Netscape will also combine an improved email client called Netscape Messenger in the Communicator suite. Messenger will offer features not included its existing integrated email client in Navigator, including better offline browsing, filtering, and sorting. Messenger will also allow users to encrypt and digitally sign email and to look up other users' addresses using the Lightweight Directory Protocol.
Netscape said it will support ActiveX natively in Windows 95 versions of Navigator and Communicator. "We are trying to protect existing investments. There are many OLE controls that people have already built," said Treuhaft.
Communicator also comes with Netscape Collabra, an overhauled discussion group client that will allow users to collaborate in public and private discussion forums. Collabra includes enhanced discussion group access controls, HTML editing tools for posting Web documents to discussion groups, and search tools.
Netscape will offer a new edition of its Navigator Gold HTML editing tool, called Netscape Composer, with support for Java applets, a built-in spell-check function, and easier publishing to Web servers. The company will also introduce Netscape Conference, a reworked version of its CoolTalk Internet telephone and conferencing program that adds supports for the H.323 conferencing standard, and the ability to dial by email or Internet Protocol address.
Netscape will bundle the new components into a $49 Standard Edition of Communicator. A higher-priced $79 Professional Edition will include a scheduling application called Netscape Calendar, which uses the Versit Consortium's vCalendar standard. The Professional Edition will also come with Netscape AutoAdmin, an administration kit that allows MIS professionals to centrally install plug-ins on client workstations.
A limited beta program for Communicator will begin next month, aimed at IS users and origianl equipment manufacturers. The company also hopes to hand out beta versions of the software here at their developer's conference. Shipment is slated for the first quarter of next year.
Netscape also said it will ship a new version of its SuiteSpot client-server software for Web-based groupware applications in the first quarter of next year.
Netscape said SuiteSpot 3.0 will include six new additions, including: Netscape Messaging Server 3.0, an LDAP-based messaging engine; the company's Collabra Server 3.0 discussion server that allows for encrypted collaboration and information sharing; Netscape Enterprise Server 3.0, a Web publishing server; Netscape Proxy Server 2.5 proxy software for replicating and filtering traffic; Netscape Calendar Server 1.0 for group scheduling; and Netscape Media Server 1.0 streaming audio server software consistent with the Real Time Streaming Protocol.
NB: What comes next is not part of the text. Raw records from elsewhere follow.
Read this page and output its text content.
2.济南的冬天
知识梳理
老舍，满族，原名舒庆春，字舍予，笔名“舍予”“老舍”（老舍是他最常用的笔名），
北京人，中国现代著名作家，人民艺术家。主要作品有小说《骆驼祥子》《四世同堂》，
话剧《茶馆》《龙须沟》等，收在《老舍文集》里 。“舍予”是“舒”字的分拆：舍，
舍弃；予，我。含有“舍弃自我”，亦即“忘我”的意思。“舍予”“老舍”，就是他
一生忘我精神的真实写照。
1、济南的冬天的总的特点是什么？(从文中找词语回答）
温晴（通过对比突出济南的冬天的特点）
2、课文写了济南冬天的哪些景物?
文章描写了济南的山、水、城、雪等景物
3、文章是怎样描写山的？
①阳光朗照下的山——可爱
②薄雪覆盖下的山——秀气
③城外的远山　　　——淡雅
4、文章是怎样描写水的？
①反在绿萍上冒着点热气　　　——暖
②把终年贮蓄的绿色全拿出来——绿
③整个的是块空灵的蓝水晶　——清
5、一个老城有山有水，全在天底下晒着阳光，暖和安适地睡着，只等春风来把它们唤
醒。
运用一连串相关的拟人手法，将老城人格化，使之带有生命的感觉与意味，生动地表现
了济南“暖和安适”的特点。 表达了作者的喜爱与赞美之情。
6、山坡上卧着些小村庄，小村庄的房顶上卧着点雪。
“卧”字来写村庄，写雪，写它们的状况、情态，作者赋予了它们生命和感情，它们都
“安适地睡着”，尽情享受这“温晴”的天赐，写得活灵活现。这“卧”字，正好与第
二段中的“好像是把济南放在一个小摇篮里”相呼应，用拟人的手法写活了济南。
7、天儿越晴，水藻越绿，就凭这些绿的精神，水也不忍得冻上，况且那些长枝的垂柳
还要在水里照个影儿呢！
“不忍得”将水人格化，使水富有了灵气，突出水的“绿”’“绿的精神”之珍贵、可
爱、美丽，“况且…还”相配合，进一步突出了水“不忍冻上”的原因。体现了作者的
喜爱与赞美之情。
The company said it has also upgraded servers included in the earlier version of SuiteSpot. They are Netscape Directory Server 1.0, an online directory server; Netscape Catalog Server 1.0; Netscape Certificate Server 1.0, which allows for digital identification and encryption of information traveling on the Internet and corporate intranets; and the LiveWire Pro 1.0 Web development tool.
With SuiteSpot 3.0, customers can choose to buy individual servers for $995 apiece, or a bundle of any five will cost $3,995 and the company will throw in the LiveWire Pro Web development software for free.